Elle l'avait rencontré et insulté, Citaku raconte ce que Daciq lui avait dit après la réunion du Conseil de sécurité.

Vlora Citaku, vice-présidente du PDK, a raconté les affrontements qu'elle a eus avec les représentants de la Serbie lors des réunions du Conseil de sécurité. Elle a également relaté ce qu'elle avait dit lors de la réunion du Conseil de sécurité en 2019, Ivica Dacic, qui occupait alors le poste de ministre des Affaires étrangères [...]
Elle a également montré ce qu'elle avait dit lors de la réunion du Conseil de sécurité en 2019, Ivica Dacic, qui occupait alors le poste de ministre serbe des Affaires étrangères.
Citaku a dit que ses paroles à lui ne sont pas des paroles à prononcer à la télévision, ce qui implique qu'elles étaient offensantes et graves.
Mais elle a montré que Dachic était là pour lui dire qu'elle avait une conversation avec les colons.
Le “a suivi beaucoup de moments légers, parce que le côté serbe provoque constamment. Dachic m'a dit que vous discutez maintenant avec les colons parce que je lui ai dit que la Serbie était coloniale pour le Kosovo et après la réunion, j'ai été attaqué. En présence de membres du Conseil de sécurité, j'ai reçu mon acte de naissance, des situations sans précédent. Dans ce cas, Dachic a violé ses règles d'État”, a-t-elle dit.
Citaku a dit qu'il y avait eu des cas même lorsqu'il a pris parole devant le Conseil de sécurité et que des représentants de la partie serbe l'ont à maintes reprises bafoué et précipité.
Par exemple, tout le temps que j'ai parlé, le représentant serbe a crié en serbe, il y a des échecs, il y a des insultes, il y a même des moments où le leader les a prévenus, il y a eu une situation quand après la réunion a pris fin, le représentant serbe est venu à moi. Mais il est important de rester calme. Nous avons une tâche à faire, ce n'est pas facile de s'en tenir à”, a-t-elle dit.

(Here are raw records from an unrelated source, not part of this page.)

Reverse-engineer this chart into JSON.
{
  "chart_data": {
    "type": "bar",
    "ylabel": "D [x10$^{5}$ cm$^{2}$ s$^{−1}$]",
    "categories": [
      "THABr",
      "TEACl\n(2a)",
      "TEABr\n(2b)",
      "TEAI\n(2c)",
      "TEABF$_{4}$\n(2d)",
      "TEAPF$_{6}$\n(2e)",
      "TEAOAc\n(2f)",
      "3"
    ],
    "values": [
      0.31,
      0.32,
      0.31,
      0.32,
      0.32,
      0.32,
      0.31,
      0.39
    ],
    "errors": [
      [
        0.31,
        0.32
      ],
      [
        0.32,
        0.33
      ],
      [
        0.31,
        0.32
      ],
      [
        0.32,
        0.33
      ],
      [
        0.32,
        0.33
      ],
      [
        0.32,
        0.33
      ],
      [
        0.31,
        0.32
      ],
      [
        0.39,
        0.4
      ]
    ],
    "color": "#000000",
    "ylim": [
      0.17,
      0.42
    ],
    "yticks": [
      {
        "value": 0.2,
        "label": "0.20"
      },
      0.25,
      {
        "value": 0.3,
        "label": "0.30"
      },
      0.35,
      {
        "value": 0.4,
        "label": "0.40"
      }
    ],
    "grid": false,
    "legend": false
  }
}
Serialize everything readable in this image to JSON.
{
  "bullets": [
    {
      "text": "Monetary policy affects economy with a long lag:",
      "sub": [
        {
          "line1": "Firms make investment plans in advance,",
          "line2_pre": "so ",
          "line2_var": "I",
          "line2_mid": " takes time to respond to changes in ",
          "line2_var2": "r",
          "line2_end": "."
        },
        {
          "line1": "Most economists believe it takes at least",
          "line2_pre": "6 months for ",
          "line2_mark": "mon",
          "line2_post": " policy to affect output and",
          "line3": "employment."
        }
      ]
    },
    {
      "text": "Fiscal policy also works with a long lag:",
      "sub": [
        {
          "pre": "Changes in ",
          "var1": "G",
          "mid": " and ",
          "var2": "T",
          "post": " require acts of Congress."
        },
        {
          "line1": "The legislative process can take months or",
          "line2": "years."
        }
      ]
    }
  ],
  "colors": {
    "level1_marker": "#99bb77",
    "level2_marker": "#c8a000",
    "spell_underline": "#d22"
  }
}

Citaku a dit qu'elle était restée calme et a parlé avec des arguments quand elle s'est assise à la table avec le côté serbe.
J'ai tourné la table. Je sais qu'il y a eu une campagne très grossière et très faible contre moi dans les médias parrainés par le gouvernement de Serbie, juste pour me faire passer par le tact, j'ai essayé de garder le silence et de parler sur la table avec des arguments. Je ne suis pas personnellement touché par eux parce que je n'attends rien de plus. Il est important à ce moment-là de garder le silence”, a-t-elle ajouté.